Em 2002, quando um golpe militar que teve o apoio dos EUA afastou temporariamente o governo eleito da Venezuela, a maioria dos governos no hemisfério reagiu rapidamente e ajudou a forçar o regresso do governo democrático. Mas, dois anos mais tarde, quando o presidente haitiano democraticamente eleito, Jean-Bertrand Aristide, foi sequestrado pelos Estados Unidos e levado de avião para o exílio na África, a reação foi fraca.



Diferentemente dos dois séculos de saque e pilhagem do Haiti desde a sua fundação graças a uma revolta de escravos em 1804, da ocupação brutal por fuzileiros navais dos EUA entre 1915 e 1934 e das incontáveis atrocidades cometidas sob ditaduras auxiliadas e apoiadas por Washington, o golpe de 2004 não pode ser relegado ao esquecimento, visto como nada mais que "história antiga". Aconteceu há apenas seis anos e é directamente relacionado ao esforço de ajuda e reconstrução que o presidente Obama está a propor agora.
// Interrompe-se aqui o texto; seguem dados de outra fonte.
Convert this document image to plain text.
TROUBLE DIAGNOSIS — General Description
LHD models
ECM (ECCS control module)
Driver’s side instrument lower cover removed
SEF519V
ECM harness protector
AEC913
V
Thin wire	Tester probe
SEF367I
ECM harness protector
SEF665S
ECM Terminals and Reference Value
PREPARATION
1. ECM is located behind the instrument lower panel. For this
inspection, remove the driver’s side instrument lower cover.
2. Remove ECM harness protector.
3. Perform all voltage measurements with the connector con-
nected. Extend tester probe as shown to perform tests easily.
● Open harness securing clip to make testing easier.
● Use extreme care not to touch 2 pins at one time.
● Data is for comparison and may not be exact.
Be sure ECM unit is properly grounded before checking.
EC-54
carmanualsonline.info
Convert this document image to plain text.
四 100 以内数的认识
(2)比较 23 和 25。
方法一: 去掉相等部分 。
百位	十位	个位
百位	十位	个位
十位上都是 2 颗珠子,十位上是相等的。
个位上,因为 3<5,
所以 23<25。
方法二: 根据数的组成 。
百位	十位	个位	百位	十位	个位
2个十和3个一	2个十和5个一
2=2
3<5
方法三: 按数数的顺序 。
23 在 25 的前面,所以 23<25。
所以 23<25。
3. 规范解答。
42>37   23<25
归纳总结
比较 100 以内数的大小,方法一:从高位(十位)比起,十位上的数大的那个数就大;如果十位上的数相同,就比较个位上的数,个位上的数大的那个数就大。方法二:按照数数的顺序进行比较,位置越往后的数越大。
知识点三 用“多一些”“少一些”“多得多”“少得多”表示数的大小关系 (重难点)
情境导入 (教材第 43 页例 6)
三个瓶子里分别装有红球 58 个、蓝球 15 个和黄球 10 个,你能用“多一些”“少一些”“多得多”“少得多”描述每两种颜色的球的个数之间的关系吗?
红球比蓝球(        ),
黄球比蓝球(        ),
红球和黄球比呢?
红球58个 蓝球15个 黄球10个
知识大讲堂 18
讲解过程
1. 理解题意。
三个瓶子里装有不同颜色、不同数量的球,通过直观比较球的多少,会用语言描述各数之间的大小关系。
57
Os Estados Unidos, ao lado de Canadá e França, conspiraram abertamente durante quatro anos para derrubar o governo eleito do Haiti, cortando quase toda a ajuda internacional ao país com o objectivo de destruir sua economia e torná-lo ingovernável. Conseguiram.



Para aqueles que se indagam por que não existem instituições governamentais haitianas para ajudar aos esforços de socorro e ajuda às vítimas do terremoto, essa é uma das grandes razões. Ou o porquê de haver 3 milhões de pessoas amontoadas na área atingida pelo terremoto.



A política dos EUA ao longo dos anos também ajudou a destruir a agricultura haitiana, por exemplo, ao forçar a importação de arroz americano subsidiado e eliminar milhares de plantadores de arroz haitianos.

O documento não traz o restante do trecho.